Satu tahun berlalu...

Tahun baru. Lembaran baru. Kehidupan baru. Kisah yang baru. Aku harap seperti itu, tapi sayangnya, tidak. Aku masih mengagumi orang yang aku temui di tahun 2022. Sulit rasanya untuk melupakan kak Raidhan, pria yang secara tidak langsung mengajarkan aku tentang apa itu mengagumi tanpa adanya balasan.

Aku sudah menutup buku yang telah aku tulis. Buku yang sudah usang, dan juga basah. Buku itu siap untuk aku ganti dengan buku yang lebih baru, dan bagus. Aku pun sudah siap untuk membuka lembaran dan menulis kisah yang baru.

Hari itu, hari Kamis. Tepat tanggal 12 Januari 2023. Bertepatan juga dengan tanggal datangnya tamu bulanan ku. Aku merintih kesakitan, perut ku seakan ditusuk ribuan jarum, sakit sekali. "Takut bocor," ujarku pada Nia, teman yang sebangku dengan ku.

Nia menoleh. "Coba cek sana. Makanya kamu jangan banyak gerak dulu, Hil," ujarnya menasehati.

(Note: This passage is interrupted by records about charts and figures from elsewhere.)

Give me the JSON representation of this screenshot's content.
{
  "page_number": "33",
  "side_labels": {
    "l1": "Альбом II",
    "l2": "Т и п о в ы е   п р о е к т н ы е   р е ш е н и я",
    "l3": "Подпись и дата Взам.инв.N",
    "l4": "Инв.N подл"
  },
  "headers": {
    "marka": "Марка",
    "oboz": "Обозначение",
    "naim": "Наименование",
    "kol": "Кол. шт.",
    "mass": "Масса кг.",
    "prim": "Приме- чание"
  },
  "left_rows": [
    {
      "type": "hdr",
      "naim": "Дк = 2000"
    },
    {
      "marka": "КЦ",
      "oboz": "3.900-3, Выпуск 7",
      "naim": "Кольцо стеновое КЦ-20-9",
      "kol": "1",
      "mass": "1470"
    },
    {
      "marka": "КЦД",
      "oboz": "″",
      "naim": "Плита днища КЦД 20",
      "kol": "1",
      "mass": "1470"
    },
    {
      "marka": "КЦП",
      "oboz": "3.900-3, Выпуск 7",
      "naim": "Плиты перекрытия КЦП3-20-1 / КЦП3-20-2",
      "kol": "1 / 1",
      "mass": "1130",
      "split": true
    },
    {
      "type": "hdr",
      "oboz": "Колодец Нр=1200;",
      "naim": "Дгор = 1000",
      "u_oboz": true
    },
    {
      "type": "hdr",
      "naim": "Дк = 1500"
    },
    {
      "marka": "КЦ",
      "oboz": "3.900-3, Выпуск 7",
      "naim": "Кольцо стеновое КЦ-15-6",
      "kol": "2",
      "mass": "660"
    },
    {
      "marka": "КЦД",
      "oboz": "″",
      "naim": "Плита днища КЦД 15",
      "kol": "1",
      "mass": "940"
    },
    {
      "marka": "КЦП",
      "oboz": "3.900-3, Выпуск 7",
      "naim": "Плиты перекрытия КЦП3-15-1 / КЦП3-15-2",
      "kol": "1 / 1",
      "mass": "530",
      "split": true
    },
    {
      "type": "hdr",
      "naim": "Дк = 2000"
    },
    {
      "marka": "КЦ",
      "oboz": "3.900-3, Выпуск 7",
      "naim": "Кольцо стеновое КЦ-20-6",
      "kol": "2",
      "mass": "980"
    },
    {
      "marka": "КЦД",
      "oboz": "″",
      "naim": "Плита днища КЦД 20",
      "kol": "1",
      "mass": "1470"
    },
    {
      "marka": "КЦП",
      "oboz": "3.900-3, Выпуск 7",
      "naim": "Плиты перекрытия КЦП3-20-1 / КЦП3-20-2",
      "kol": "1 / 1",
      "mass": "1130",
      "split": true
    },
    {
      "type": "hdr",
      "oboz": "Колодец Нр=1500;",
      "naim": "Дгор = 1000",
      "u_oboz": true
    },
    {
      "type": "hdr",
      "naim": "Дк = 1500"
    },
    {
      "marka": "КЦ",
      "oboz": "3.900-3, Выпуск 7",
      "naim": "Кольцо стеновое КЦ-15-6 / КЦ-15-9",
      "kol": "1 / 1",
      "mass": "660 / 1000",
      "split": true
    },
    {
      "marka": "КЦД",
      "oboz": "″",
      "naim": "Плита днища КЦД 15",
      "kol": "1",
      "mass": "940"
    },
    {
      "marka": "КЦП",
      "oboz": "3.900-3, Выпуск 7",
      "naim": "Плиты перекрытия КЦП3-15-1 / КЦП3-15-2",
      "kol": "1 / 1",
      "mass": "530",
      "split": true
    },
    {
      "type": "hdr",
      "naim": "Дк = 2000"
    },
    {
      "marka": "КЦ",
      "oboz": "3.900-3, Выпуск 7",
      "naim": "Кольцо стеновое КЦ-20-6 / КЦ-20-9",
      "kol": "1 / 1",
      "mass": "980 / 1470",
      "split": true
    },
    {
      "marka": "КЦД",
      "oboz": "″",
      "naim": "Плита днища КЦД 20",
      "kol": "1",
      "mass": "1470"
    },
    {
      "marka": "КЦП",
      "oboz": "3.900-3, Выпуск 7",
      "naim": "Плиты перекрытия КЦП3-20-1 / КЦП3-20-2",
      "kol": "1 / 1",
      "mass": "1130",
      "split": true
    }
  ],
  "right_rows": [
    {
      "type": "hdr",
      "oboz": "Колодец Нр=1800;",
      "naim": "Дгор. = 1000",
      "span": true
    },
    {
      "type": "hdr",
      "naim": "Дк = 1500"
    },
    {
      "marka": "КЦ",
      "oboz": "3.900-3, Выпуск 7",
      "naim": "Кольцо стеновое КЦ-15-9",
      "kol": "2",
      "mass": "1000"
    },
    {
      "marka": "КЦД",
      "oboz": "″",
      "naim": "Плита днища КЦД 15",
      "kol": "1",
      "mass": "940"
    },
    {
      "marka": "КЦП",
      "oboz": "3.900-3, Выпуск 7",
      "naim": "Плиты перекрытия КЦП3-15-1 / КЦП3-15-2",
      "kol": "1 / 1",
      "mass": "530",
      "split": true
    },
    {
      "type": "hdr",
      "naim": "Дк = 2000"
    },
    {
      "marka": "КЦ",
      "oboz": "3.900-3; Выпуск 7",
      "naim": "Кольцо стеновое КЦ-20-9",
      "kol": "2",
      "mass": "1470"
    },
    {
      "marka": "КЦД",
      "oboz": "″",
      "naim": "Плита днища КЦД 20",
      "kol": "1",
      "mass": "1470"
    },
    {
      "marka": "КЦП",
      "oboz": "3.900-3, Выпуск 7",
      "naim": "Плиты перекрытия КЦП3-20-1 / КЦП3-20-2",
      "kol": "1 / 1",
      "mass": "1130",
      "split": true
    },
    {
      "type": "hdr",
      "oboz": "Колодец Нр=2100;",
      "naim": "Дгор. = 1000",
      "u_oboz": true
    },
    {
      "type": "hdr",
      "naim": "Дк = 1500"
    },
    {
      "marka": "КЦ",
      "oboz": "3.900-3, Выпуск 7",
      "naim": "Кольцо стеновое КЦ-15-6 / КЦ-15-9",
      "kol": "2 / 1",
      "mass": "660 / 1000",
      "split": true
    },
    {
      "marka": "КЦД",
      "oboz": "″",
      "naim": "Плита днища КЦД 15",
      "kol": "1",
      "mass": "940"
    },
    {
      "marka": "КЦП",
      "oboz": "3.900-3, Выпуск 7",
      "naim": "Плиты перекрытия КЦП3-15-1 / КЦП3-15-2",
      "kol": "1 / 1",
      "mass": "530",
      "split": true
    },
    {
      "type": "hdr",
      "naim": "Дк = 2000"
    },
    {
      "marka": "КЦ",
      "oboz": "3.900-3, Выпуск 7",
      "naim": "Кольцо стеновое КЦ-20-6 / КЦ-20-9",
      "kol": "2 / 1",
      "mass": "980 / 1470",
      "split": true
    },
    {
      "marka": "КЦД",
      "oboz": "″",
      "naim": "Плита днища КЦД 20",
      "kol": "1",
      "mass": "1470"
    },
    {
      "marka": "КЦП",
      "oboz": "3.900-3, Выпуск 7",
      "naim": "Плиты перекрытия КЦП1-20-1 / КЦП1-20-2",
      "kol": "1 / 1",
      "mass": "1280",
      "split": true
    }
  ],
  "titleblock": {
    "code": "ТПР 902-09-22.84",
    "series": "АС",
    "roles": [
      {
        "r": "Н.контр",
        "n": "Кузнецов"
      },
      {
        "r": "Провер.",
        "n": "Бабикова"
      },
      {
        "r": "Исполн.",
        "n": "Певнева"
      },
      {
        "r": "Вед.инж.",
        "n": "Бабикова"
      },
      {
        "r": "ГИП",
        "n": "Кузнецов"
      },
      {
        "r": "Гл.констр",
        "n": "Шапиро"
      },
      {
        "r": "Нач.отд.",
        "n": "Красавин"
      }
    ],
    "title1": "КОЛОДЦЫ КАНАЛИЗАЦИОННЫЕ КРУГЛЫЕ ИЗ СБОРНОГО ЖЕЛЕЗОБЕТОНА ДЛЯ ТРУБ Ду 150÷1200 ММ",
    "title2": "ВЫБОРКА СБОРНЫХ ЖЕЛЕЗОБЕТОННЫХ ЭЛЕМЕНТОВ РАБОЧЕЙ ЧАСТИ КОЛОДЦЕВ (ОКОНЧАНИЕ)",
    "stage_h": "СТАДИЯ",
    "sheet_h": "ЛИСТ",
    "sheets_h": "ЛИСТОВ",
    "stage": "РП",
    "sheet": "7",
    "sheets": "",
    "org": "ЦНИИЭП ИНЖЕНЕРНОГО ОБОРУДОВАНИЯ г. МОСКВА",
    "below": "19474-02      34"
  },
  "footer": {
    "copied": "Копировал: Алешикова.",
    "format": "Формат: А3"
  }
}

Memang dasarnya aku keras kepala, jadi tidak terlalu mendengarkan Nia. Aku sering kali menggeser tempat duduk ku, mencari posisi ternyaman untuk tidur.

Ting!

Kak Nadin.
Aku di sekolahan.

Mata ku membelalak melihat pesan kak Nadin. Memang, kak Nadin sudah pernah bilang pada ku soal ia yang akan mengerjakan tugas di sekolah. Tapi aku pikir, ia hanya bergurau.

Kak Nadin.
Sini deh. Ke kelas sebelas IPS satu.

Me.
Ih, aku ada guru, kak
Lagian kenapa gak ke kelas aku aja coba?

Kak Nadin.
Kelas kamu gak bisa dibobol jadi satu sama kelas yang lainnya.

Aku menghela nafas pelan, lalu menelungkupkan wajahku di dalam lipatan tangan. Satu nama terlintas dipikiran ku. Kak Raidhan. Bagaimana keadaan pria itu? Bagaimana kabarnya? Sudah lama sekali aku tidak melihat wajahnya. Lalu, apa yang akan aku lakukan jika melihat kak Raidhan? Itu semua muncul di kepala ku begitu saja.

Teeettt!!

Bel istirahat kedua menggema di seluruh penjuru sekolah. Aku bergegas untuk turun ke lantai satu, untuk menuju kantin. Ah, iya, kelas ku sudah bukan di lantai empat, melainkan di lantai tiga. Ya... Aku sih gak masalah, masih untung naik kelas.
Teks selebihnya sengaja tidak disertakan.